Isolated amplifiers are essential building blocks in systems that require galvanic isolation for electrical isolation of two parts of a circuit. Good examples of systems that require galvanic isolation are high-voltage DC/DC converters, motor drives, hybrid electric vehicle (HEV) and electric vehicles (EV) traction inverters. Most commonly, isolated amplifiers sense current or voltage and transfer this information to the controller across the galvanic isolation barrier. Isolated amplifiers are similar to delta-sigma modulators in function; however, the output of the isolated amplifier is analog, whereas the output of the modulator is a digital signal. Many systems and engineers benefit from the analog output, as the system implementation and testing are generally better understood and do not require assistance from a microcontroller (MCU).

Typically, the output of the isolated amplifier interfaces with a SAR ADC.

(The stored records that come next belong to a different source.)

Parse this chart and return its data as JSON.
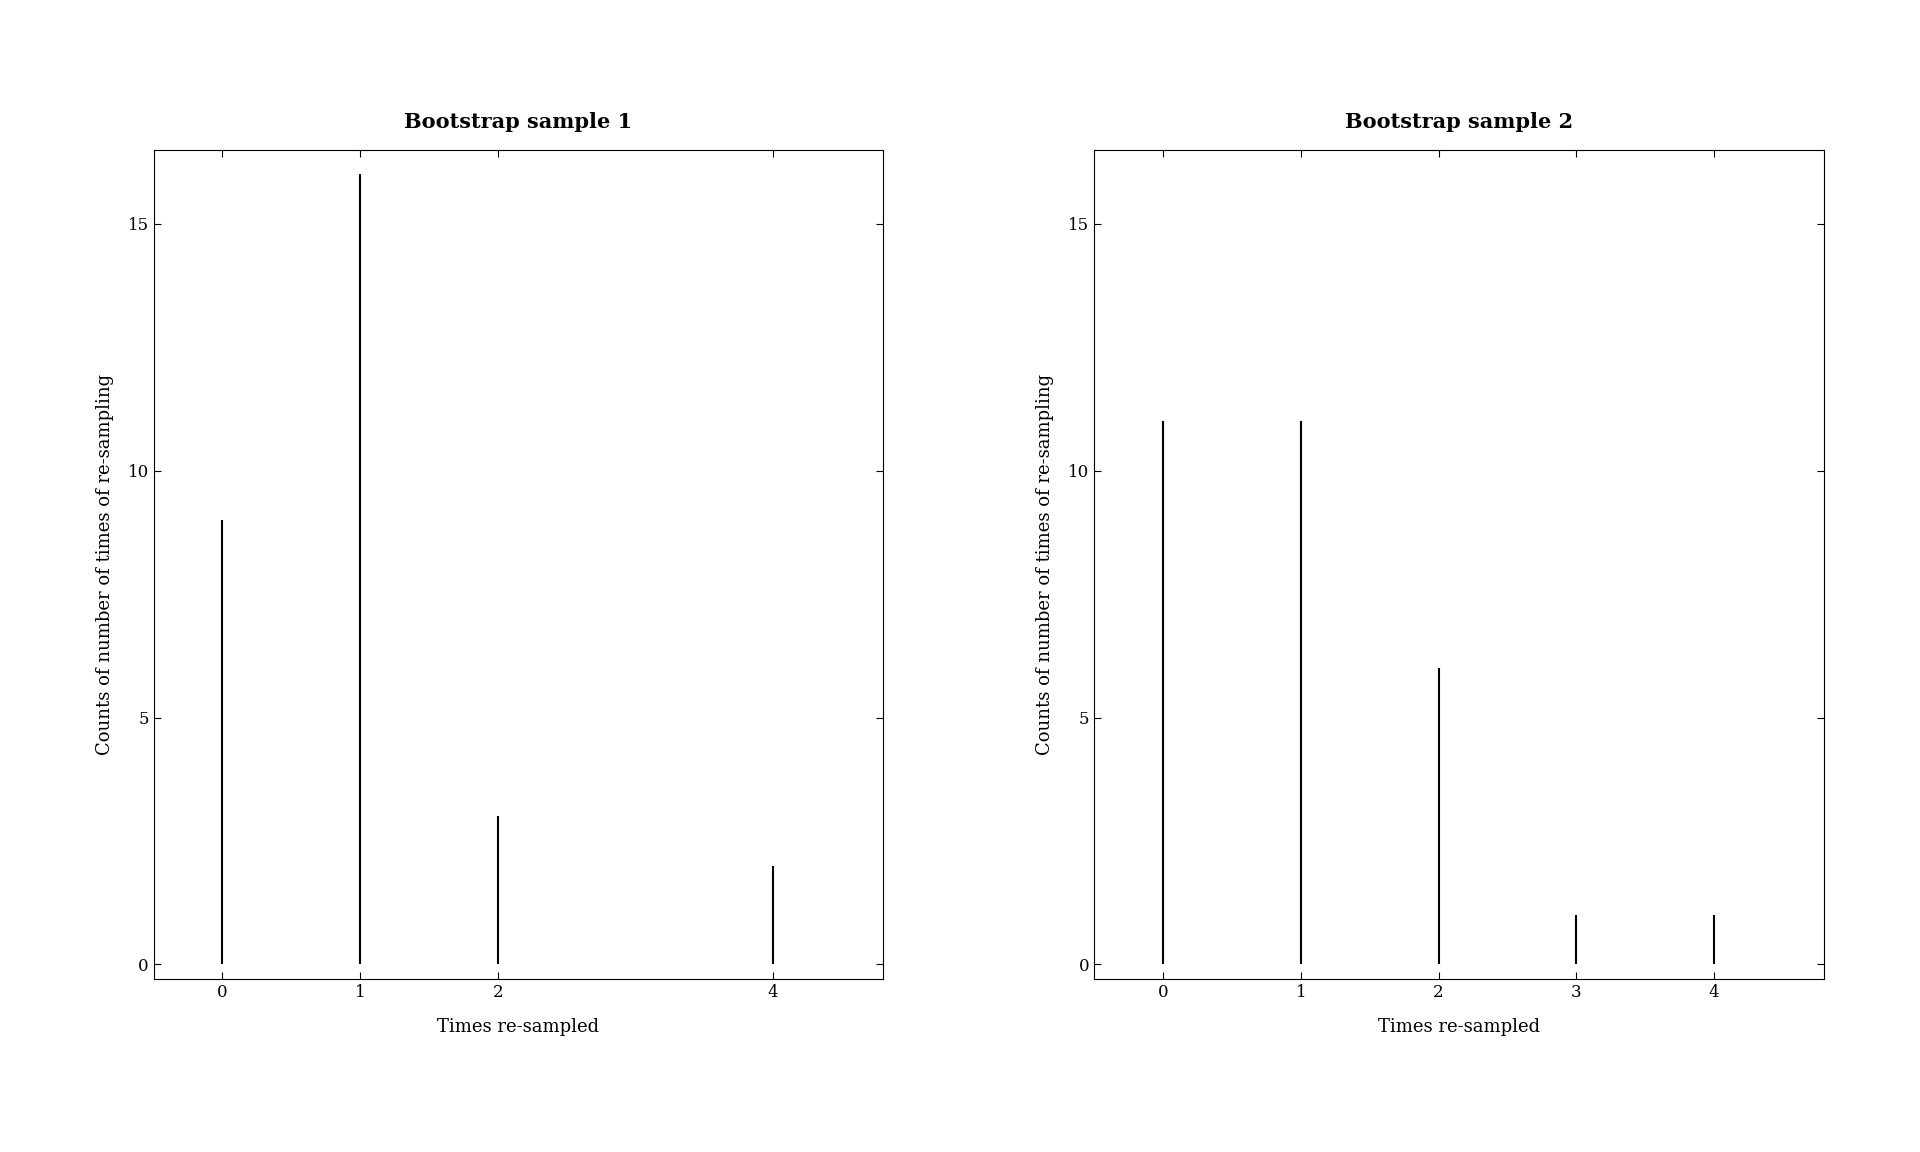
{
  "sample1": {
    "title": "Bootstrap sample 1",
    "x": [
      0,
      1,
      2,
      4
    ],
    "y": [
      9,
      16,
      3,
      2
    ],
    "xlabel": "Times re-sampled",
    "ylabel": "Counts of number of times of re-sampling",
    "xlim": [
      -0.5,
      4.8
    ],
    "ylim": [
      -0.3,
      16.5
    ],
    "yticks": [
      0,
      5,
      10,
      15
    ],
    "xticks": [
      0,
      1,
      2,
      4
    ]
  },
  "sample2": {
    "title": "Bootstrap sample 2",
    "x": [
      0,
      1,
      2,
      3,
      4
    ],
    "y": [
      11,
      11,
      6,
      1,
      1
    ],
    "xlabel": "Times re-sampled",
    "ylabel": "Counts of number of times of re-sampling",
    "xlim": [
      -0.5,
      4.8
    ],
    "ylim": [
      -0.3,
      16.5
    ],
    "yticks": [
      0,
      5,
      10,
      15
    ],
    "xticks": [
      0,
      1,
      2,
      3,
      4
    ]
  },
  "background_color": "#ffffff",
  "line_color": "#000000",
  "title_fontsize": 15,
  "label_fontsize": 13,
  "tick_fontsize": 12,
  "line_width": 1.5
}
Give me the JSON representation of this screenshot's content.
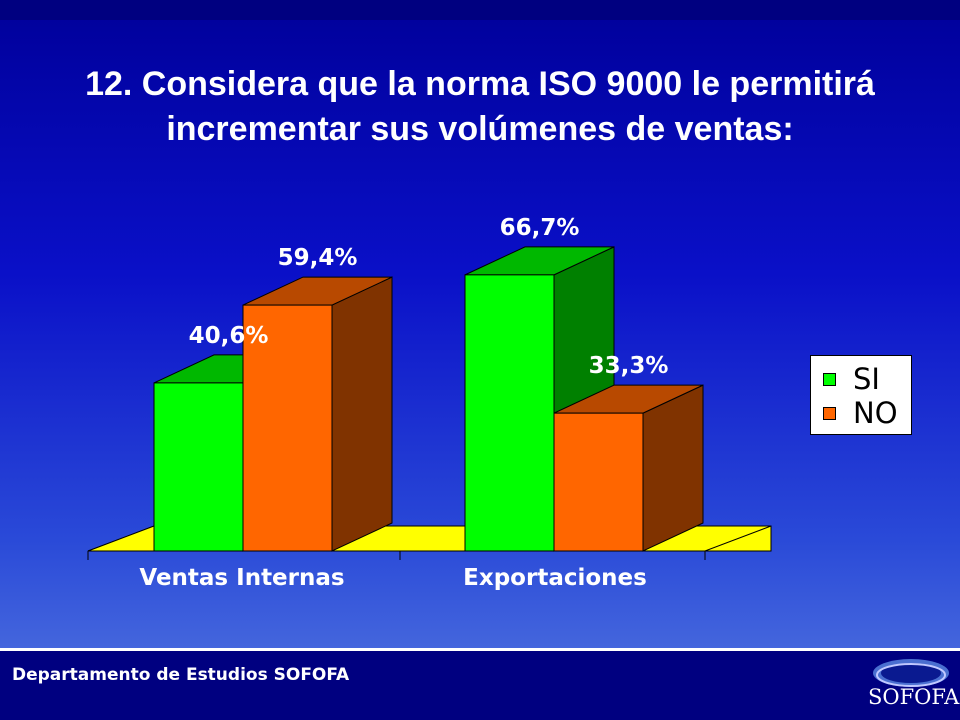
{
  "slide": {
    "title": "12. Considera que  la norma ISO  9000  le permitirá incrementar sus volúmenes de ventas:"
  },
  "footer": {
    "text": "Departamento de Estudios SOFOFA",
    "logo_text": "SOFOFA"
  },
  "colors": {
    "si": "#00ff00",
    "no": "#ff6600",
    "floor": "#ffff00",
    "title": "#ffffff"
  },
  "chart_data": {
    "type": "bar",
    "style": "3d-clustered",
    "categories": [
      "Ventas Internas",
      "Exportaciones"
    ],
    "series": [
      {
        "name": "SI",
        "values": [
          40.6,
          66.7
        ],
        "labels": [
          "40,6%",
          "66,7%"
        ]
      },
      {
        "name": "NO",
        "values": [
          59.4,
          33.3
        ],
        "labels": [
          "59,4%",
          "33,3%"
        ]
      }
    ],
    "ylim": [
      0,
      100
    ],
    "grid": false,
    "legend_position": "right"
  }
}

The SAR ADC is the most common type present in MCUs. The resolution ranges from 10-b for low-cost to 16-b for high-end microcontrollers. A critical aspect of this implementation is that the SAR ADC's sample-and-hold (S/H) circuit momentarily disrupts the analog signal chain during data acquisition. MCUs have multiple analog inputs but only one, two, or three ADC blocks. For this reason, analog inputs share the ADC through the analog multiplexer. The multiplexed system makes things more difficult because the C_SH capacitor is typically not reset and therefore remembers the state of the previous channel. Figure 1-1 shows a simplified diagram as an example.

Analog amplifiers have two possible output types.

Differential output (Figure 1-2) is a preferred choice for systems where the physical distance between the isolated amplifier and the ADC is long or passes through connectors. The information carried to the controller is the voltage difference between two complementary outputs, not the absolute value with regard to the common ground. For this reason, this output effectively suppresses common-mode noise that can intrude the circuit between the ADC and the isolated amplifier. The drawback is that many ADCs cannot work directly with the differential signaling. In this case there is a differential-to-single-ended conversion in close proximity to the ADC. The difference amplifier converts the signal for the ADC but introduces additional measurement errors and increases the system complexity.

Single-ended output (Figure 1-3) interfaces directly with the ADC and does not require a difference amplifier. Typically, this device has a reference voltage input (REFIN) to add an offset to the output (OUT) or set the gain. This is easier to implement but this configuration cannot reject the common-mode noise. For this reason, this type of output is a preferred design for situations where the distance between the ADC and the isolated amplifier is relatively short (<10cm), or performance degradation due to the common mode noise is acceptable.

For both types, the engineer must understand very well how the sampling process works to avoid AC and DC signal chain performance loss.